Enfin, après environ trois-quarts d’heure de ce travail, ils terminèrent enfin. Comme les choses allaient vite avec une organisation cohérente ! Ranjan se rappelait le temps qu’il fallait pour monter le camp de l’armée impériale, et le compara au travail qu’ils venaient de réaliser. « Il n’y a pas à dire : il sait coordonner les gens de façon efficace. »
Ils se réunirent. Ils était fatigués – et avaient raison de l’être après la journée qu’ils avaient eu – mais pas abattu. On aurait pu se dire qu’après avoir tout perdu, vu leurs amis se faire massacrer par les révolutionnaires, quitté leur pays, enfreint la plus grande de leurs lois et avoir encore marché, marché, et encore marché, ils seraient brisés. « Ils devraient être brisés. On devrait être brisés. Mais on ne l’est pas. Pourquoi ? »
Le travail avait cet effet là sur les hommes. Veer avait cet effet là sur les hommes. Au lieu d’être brisés, physiquement comme mentalement, ils étaient juste… épuisés. Vidés. Mais ils s’en remettraient.
Comme prévu, Veer ordonna qu’ils montent la garde. Cela ne mit personne de bonne humeur, mais il le fallait. Ils étaient en territoire ennemi. Au milieu des démons venus d’ailleurs. Seuls Ranjan et Ez se réjouirent de cette nouvelle – intérieurement, bien entendu.

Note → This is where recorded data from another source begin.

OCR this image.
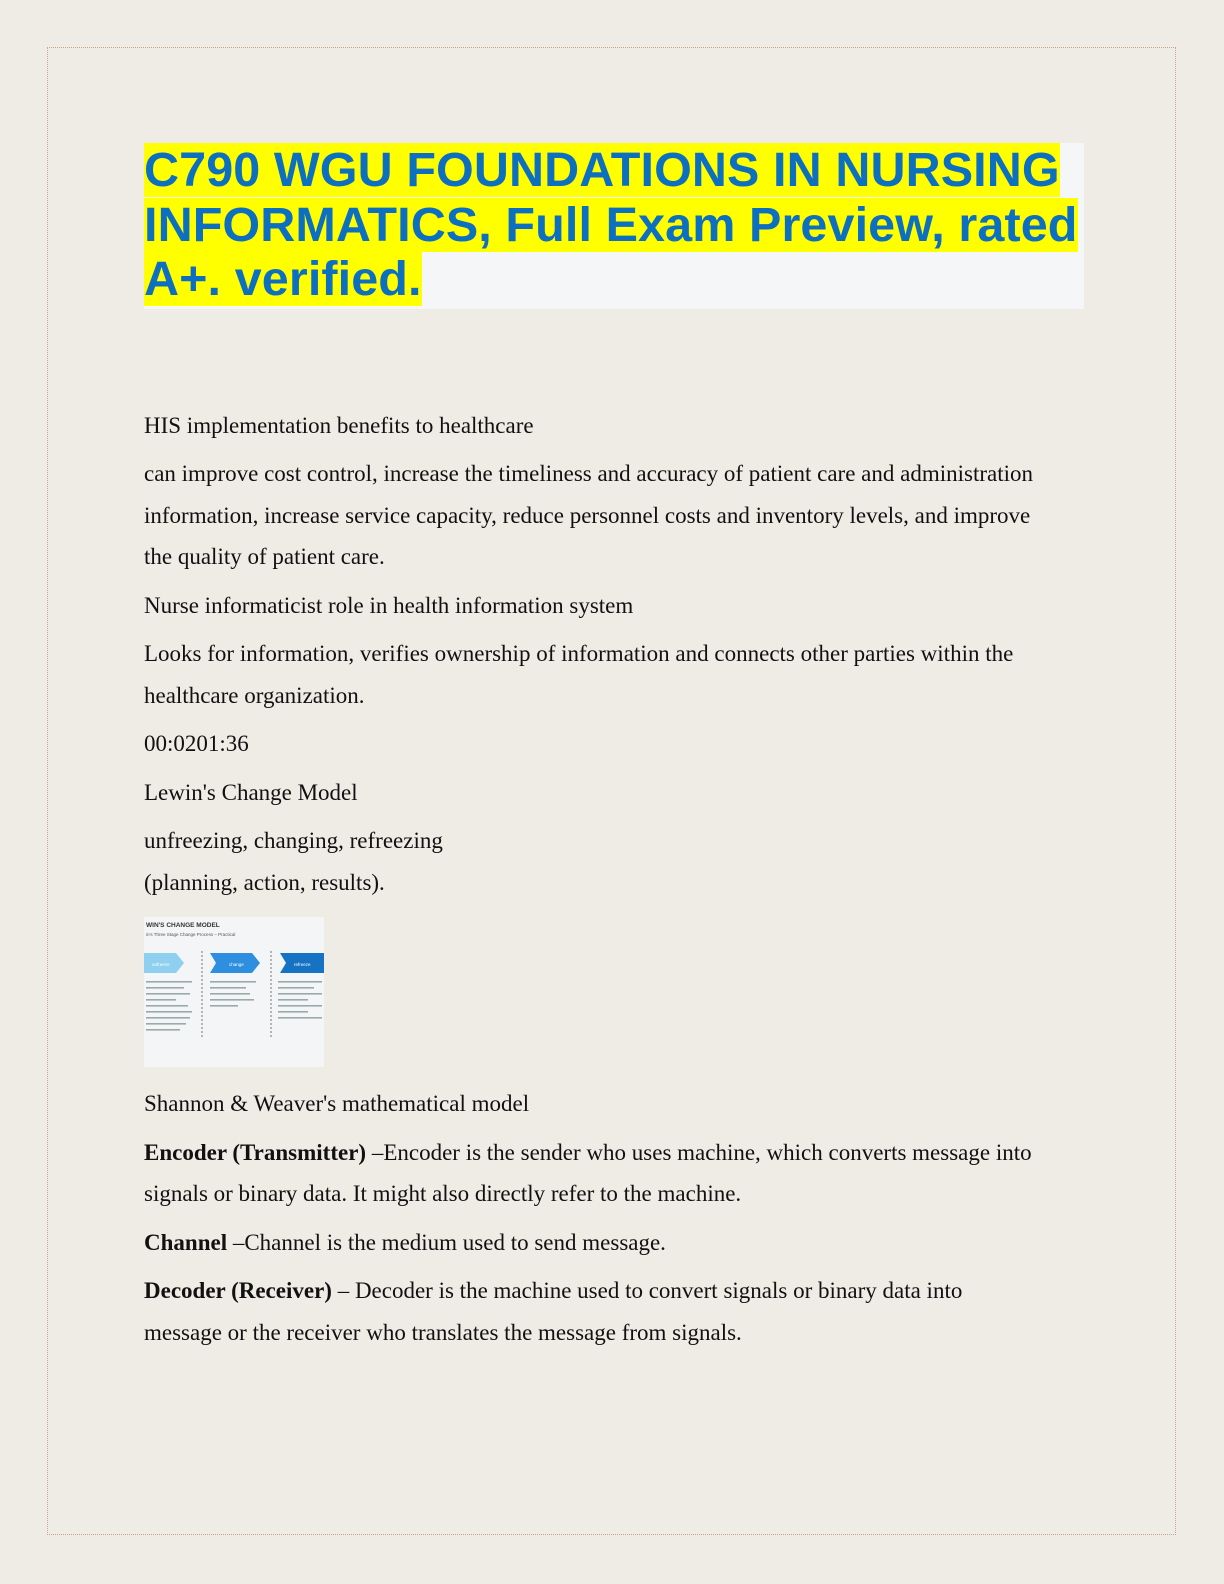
C790 WGU FOUNDATIONS IN NURSING
INFORMATICS, Full Exam Preview, rated
A+. verified.

HIS implementation benefits to healthcare

can improve cost control, increase the timeliness and accuracy of patient care and administration

information, increase service capacity, reduce personnel costs and inventory levels, and improve

the quality of patient care.

Nurse informaticist role in health information system

Looks for information, verifies ownership of information and connects other parties within the

healthcare organization.

00:0201:36

Lewin's Change Model

unfreezing, changing, refreezing

(planning, action, results).

WIN'S CHANGE MODEL
in's Three Stage Change Process – Practical
unfreeze	change	refreeze

Shannon & Weaver's mathematical model

Encoder (Transmitter) –Encoder is the sender who uses machine, which converts message into

signals or binary data. It might also directly refer to the machine.

Channel –Channel is the medium used to send message.

Decoder (Receiver) – Decoder is the machine used to convert signals or binary data into

message or the receiver who translates the message from signals.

Ranjan allait se dévouer, quitte à donner l’impression qu’il voulait y passer et paraître louche, quand Ez déclara qu’ils allaient tirer les paires de garde à la courte paille. Il organisa le tirage.
« Et les premières victimes sont Ranjan, et… Ez lui-même ! » déclara en rigolant Keshav.
A l’exception d’eux deux, tous les autres rentrèrent se coucher dans la cahute. Ils avaient installé les ballots de trop pour former des paillasses de fortune. A l’extérieur, Ranjan se rapprocha d’Ez, et lui chuchota :
« Comment tu as fait ?
- J’ai truqué le jeu, c’est évident. »
Ça, Ranjan s’en doutait. Ez était très doué pour tricher, quel que soit le jeu. Laissez Ez avec un jeu, et en cinq minutes il vous battait à plates coutures. Pas honnêtement bien sûr, mais il vous battait. Et ce dernier s’en servait allègrement contre les autres soldats impériaux, quand ils étaient dans le camp, pour leur extorquer un peu de leur maigre solde. Contre Ranjan, il ne trichait jamais. Enfin, Ranjan l’espérait. Mais comment ?
« Je veux dire, comment ? Comment as-tu réussi à tricher sans qu’ils s’en rendent compte ?
- Ah ça, un magicien ne révèle jamais ses tours.
- Tu n’es pas magicien à ce que je sache.
- Non, mais c’est tout comme. Je t’apprendrai peut-être un jour, si tu deviens mon apprenti. »
Ranjan, qui avait commencé à grignoter un morceau des rations que Veer avait partagé avec eux, faillit s’étouffer.
« Peuh ! Tu te moques de moi !?
- Absolument pas, lui répondit-il avec l’air le plus sérieux du monde. »
Ranjan le regarda un certain temps, l’air effaré. Ez resta imperturbable durant un certain, temps, mais finit par craquer. Ses traits se relâchèrent tandis qu’il tentait de cacher son hilarité, mais il n’y parvint pas et éclata de rire.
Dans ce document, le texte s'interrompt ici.